Methods An analysis of patient records and a TB database
was carried out for an NHS Trust-based tuberculosis service
in a socio-economically deprived area. Subjects were contacts
of all patients treated for TB between 1997 and 1999.
New entrants were screened in 1999. Outcomes measured
were numbers of cases of active tuberculosis detected and
numbers of those screened given chemoprophylaxis.
Results A total of 643 contacts of 227 cases of active TB were
seen, and 322 new entrants to the United Kingdom.
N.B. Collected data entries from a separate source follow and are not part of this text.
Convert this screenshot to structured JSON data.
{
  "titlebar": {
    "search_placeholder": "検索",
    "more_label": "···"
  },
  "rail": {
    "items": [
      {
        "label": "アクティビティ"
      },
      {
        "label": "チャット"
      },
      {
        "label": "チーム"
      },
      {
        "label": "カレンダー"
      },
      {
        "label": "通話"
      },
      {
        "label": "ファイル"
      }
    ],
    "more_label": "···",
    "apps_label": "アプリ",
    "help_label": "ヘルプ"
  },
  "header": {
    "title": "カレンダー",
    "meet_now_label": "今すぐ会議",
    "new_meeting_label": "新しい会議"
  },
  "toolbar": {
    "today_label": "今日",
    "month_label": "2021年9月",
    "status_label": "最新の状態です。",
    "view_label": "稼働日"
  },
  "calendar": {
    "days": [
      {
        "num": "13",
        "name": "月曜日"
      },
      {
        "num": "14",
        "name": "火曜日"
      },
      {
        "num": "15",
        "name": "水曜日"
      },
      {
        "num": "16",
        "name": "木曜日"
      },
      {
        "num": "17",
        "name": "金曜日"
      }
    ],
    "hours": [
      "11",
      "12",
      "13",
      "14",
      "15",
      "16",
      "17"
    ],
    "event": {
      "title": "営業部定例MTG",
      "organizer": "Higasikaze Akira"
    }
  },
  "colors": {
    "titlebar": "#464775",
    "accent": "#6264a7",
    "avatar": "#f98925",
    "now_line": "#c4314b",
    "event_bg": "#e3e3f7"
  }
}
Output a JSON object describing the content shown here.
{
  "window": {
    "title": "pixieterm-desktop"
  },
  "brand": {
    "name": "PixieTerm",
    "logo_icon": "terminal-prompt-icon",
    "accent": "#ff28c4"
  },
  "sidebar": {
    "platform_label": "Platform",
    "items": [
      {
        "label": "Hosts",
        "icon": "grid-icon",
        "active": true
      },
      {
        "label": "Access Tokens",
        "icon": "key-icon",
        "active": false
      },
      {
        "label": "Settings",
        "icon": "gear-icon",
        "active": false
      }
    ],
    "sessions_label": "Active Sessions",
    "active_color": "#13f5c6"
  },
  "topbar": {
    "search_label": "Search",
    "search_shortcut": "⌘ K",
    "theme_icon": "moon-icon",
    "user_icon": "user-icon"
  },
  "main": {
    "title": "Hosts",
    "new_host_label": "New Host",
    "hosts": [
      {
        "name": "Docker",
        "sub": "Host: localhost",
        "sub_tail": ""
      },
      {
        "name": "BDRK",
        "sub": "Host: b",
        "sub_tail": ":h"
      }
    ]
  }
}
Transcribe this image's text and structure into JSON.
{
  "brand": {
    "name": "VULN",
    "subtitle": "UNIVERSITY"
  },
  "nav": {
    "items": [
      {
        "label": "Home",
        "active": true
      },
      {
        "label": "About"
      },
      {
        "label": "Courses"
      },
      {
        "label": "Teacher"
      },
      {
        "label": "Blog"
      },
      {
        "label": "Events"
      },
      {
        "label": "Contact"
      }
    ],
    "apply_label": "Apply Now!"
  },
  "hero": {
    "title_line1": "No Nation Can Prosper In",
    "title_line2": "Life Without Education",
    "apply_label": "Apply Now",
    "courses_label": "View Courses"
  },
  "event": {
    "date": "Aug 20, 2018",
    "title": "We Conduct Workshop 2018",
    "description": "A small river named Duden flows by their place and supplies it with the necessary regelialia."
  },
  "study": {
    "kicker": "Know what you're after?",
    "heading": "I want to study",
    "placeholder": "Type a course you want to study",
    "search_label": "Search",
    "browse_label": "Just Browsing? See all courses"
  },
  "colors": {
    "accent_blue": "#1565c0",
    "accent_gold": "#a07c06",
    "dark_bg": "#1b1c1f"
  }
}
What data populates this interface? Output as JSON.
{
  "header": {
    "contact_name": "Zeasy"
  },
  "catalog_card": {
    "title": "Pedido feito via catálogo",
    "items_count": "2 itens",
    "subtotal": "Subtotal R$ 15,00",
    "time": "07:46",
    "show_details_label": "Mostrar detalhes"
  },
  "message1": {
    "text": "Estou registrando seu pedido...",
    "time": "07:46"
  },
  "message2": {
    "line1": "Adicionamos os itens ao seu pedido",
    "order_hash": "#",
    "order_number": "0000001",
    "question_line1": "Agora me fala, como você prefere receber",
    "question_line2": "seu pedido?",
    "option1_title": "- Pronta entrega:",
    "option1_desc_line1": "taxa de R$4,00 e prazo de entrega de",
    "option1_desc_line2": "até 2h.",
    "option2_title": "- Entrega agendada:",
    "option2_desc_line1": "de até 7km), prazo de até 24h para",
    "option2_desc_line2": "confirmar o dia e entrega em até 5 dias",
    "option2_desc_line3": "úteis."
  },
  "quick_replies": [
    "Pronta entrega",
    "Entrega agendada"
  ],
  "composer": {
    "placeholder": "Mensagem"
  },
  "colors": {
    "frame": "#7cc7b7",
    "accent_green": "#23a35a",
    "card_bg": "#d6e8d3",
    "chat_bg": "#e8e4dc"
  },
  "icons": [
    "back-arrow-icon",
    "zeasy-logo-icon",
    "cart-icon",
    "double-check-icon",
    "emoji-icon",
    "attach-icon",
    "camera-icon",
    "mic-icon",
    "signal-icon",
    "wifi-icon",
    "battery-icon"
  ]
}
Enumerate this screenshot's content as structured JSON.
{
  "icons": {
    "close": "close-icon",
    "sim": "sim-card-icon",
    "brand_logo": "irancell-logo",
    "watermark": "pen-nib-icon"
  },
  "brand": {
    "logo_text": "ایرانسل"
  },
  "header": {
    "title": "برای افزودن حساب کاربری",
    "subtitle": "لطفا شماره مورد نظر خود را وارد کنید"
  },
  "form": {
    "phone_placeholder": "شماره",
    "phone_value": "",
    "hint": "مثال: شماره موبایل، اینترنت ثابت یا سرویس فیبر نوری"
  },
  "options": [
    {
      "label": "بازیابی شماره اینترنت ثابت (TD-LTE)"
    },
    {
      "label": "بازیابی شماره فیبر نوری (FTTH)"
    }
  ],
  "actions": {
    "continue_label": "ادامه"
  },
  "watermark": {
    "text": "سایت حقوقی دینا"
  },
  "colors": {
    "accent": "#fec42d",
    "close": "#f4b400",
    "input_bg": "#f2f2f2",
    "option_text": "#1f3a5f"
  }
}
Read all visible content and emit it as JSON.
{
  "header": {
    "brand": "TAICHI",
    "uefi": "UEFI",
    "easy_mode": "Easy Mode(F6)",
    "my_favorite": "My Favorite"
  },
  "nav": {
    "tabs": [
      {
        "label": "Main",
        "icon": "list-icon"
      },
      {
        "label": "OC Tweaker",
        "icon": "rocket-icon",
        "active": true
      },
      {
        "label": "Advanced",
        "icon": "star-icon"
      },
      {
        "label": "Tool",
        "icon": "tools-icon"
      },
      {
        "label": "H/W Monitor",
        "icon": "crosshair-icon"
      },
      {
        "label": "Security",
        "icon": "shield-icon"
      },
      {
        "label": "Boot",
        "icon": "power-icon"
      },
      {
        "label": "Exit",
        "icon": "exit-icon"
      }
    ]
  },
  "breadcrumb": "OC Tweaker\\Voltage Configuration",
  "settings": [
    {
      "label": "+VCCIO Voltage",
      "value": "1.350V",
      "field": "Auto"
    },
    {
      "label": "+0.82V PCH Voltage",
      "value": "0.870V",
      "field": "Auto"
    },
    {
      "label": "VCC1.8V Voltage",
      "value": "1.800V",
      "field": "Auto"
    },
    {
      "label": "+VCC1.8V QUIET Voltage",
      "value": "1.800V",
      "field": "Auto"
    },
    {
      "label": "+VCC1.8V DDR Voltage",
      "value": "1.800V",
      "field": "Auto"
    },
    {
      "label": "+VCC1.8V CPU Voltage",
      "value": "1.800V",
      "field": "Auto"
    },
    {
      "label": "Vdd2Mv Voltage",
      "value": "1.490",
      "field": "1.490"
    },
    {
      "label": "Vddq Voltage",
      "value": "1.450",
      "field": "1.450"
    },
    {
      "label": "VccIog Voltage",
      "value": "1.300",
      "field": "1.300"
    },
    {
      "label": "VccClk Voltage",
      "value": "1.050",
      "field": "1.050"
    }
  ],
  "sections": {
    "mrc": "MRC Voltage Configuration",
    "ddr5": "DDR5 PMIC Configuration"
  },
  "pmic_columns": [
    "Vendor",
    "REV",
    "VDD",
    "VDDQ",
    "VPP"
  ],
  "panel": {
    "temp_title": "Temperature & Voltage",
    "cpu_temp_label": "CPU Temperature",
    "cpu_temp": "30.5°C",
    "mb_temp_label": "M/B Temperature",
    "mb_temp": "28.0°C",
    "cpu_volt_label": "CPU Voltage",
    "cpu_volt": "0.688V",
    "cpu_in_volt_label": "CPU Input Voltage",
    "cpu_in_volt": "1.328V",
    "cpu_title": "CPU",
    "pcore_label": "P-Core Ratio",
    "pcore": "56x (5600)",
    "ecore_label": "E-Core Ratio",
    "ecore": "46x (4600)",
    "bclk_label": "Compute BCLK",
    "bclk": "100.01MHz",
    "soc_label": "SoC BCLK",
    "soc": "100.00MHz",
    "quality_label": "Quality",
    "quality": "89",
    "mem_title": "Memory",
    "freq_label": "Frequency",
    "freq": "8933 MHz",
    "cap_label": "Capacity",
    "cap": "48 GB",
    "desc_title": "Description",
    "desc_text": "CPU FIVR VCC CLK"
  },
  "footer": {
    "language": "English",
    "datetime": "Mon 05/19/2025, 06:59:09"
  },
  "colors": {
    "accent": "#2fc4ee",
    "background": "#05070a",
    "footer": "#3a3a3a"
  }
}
The highest
proportion of contacts requiring full treatment or chemoprophylaxis
were contacts of smear-positive index cases (33
out of 263 contacts; 12.5 per cent). Tracing contacts of those
with smear-negative pulmonary tuberculosis (12 out of 156;
7.7 per cent) and non-pulmonary disease (14 out of 277;
6.2 per cent) was significantly more effective in identifying
individuals requiring intervention (full treatment or chemoprophylaxis)
than routine screening of new entrants (10 out
of 322; 3.1 per cent).
Conclusions Screening for TB of new entrants to the United
Kingdom is part of the national programme for control and
prevention of TB, whereas tracing contacts of those with
smear-negative and non-pulmonary disease is not. This study
demonstrates that, in our population, the contact-tracing
strategy is more effective than new entrant screening. It is not
likely that the contacts have caught their disease from the
index case, but rather that in high-incidence areas such as
ours such tracing selects extended families or communities at
particularly high risk.
Keywords: tuberculosis, contact tracing, immigrants, cost
effectiveness
Contact tracing and population screening for tuberculosis – who should be assessed?